Rhein-Neckar/Hamburg/Mainz, 15. Mai 2018. (red/pro) Das Hanseatische Oberlandesgericht hat heute seine Entscheidung in der Unterlassungsklage des türkischen Präsidenten Recep Tayyip Erdogan gegen den ZFF-Moderator Jan Böhmermann bekannt gegeben: Danach ist es Herrn Böhmermann weiterhin untersagt, den Großteil eines angeblich „satirischen“ Gedichts zu wiederholen.
Kommentar: Hardy Prothmann
Das Urteil des Hanseatischen Oberlandesgerichts ist ein Schlag ins Kontor all jener, die schäbige Schadenfreude nicht von zulässigen Meinungsäußerungen unterscheiden können – und das gilt für große Teile der Medienlandschaft, denn diese großen Teile haben Herrn Böhmermann und sein Schmähgedicht verteidigt. Auch der DJV-Vorsitzende Prof. Dr. Frank Überall gehört zu diesem Kreis.

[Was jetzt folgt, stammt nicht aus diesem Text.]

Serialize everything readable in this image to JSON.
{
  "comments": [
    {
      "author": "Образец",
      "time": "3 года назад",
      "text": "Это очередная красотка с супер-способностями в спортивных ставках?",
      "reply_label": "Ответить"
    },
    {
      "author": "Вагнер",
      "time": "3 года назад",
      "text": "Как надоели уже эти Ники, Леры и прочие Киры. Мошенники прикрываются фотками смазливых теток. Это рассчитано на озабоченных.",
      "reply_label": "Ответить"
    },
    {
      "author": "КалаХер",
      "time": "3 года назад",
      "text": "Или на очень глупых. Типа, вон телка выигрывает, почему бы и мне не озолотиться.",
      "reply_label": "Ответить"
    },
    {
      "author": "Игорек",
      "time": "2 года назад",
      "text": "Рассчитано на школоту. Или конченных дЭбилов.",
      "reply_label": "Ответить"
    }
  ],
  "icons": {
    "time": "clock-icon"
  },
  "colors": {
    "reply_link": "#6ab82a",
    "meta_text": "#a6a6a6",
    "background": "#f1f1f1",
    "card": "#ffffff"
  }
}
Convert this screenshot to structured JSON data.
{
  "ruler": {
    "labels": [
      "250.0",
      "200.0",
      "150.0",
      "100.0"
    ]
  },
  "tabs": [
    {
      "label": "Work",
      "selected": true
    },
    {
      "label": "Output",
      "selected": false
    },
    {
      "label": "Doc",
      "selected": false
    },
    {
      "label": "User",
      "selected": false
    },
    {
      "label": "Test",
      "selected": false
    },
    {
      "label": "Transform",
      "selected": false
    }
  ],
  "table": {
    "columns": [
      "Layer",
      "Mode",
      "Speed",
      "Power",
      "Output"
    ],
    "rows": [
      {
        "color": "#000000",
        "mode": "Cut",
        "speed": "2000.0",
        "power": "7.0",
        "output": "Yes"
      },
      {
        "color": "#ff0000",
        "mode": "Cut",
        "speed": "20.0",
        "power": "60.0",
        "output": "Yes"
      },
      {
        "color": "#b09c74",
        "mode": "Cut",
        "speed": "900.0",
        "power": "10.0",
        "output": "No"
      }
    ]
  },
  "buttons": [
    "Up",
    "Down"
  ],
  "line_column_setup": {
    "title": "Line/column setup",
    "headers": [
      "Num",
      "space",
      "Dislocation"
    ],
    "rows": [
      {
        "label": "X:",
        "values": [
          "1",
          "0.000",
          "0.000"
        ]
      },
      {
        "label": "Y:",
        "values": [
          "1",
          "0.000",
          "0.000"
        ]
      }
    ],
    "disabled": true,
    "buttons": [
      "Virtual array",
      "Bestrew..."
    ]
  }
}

Es kommt auf den Kontext an – meinten viele „clevererweise“. Das hat das Oberlandesgericht auch berücksichtigt. Und zwar in der Abwägung zwischen dem grundgesetzlich geschützten hohen Gut der Meinungsfreiheit und dem ebenfalls geschützten Persönlichkeitsrecht.
Komplexe Ausgangslage
Die Entscheidung des 7. Zivilsenats (Pressesenat) würdigt die Betrachtung eines Gesamtzusammenhangs (Kontext) und ebenso die Bedingungen und die einzelnen Aussagen. Der Auffassung, dass die „Einkleidung“ einen Rahmen bilde, durch den massive Beleidigungen und damit unzulässige Verletzungen des Persönlichkeitsrechts zulässig wären, folgten die Richter nicht.
Das entspricht der von RNB in der Berichterstattung mehrfach dargelegten Sichtweise.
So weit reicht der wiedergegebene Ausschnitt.